Charlie Wilson on Surviving Cancer, Musical Legacy

Relentless, Passionate, Unstoppable— that’s Charlie Wilson. Forty years after he burst onto the scene with the Gap Band, the crooner still sells out shows and drops hit records. The key to his success? His desire to outwork absolutely anyone. “I think my good problem is that I have the passion to want to achieve again,” says Wilson, 60. “When people tell me, ‘No,’ it just gives me more motivation to prove them wrong.” And he has.
Since rebranding himself as “Uncle Charlie,” a nickname he received from Snoop Dogg, Wilson has been a leader on the R&B charts. With his latest project, Love, Charlie (out now), the veteran singer reminds listeners about what’s most important: “Share love, receive love, and then, know how to make love.” —by Britni Danielle

R&B legend talks reunions, legacy and beating cancer.

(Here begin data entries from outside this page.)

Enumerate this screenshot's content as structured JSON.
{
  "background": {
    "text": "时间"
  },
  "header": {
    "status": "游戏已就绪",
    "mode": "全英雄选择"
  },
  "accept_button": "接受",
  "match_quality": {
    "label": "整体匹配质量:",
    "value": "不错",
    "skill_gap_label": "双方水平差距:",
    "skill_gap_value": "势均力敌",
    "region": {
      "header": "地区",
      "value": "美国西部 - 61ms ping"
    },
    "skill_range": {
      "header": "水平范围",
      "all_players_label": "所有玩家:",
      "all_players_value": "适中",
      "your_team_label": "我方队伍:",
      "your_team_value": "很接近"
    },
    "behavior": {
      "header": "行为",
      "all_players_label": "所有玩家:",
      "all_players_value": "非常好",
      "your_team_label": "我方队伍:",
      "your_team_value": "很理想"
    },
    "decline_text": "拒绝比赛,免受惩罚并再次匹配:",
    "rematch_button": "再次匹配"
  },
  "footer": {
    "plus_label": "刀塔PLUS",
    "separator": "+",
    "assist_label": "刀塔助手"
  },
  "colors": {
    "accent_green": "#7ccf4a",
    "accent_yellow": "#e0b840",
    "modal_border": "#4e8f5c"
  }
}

Is it likely for the Gap Band to get back together?
The main guy who really wanted that to happen was my younger brother Robert, and he passed, so I’d prob-
ably say no. But you never know what God has planned for us. It would take a lot of Gap Band fans to come out of the woodwork to say they wanted me to do that.

Why do audiences both young and old love you equally?
I understand both worlds. I understand all of the genres. You know, there is no music that I can’t do really, really well.

As a cancer survivor, how do you keep your stamina to constantly keep touring?
You’ve got to be in shape and you’ve got to keep a young spirit. Everybody’s trying to figure out how I got where I am— it’s because I have a driving, inspiring, young spirit.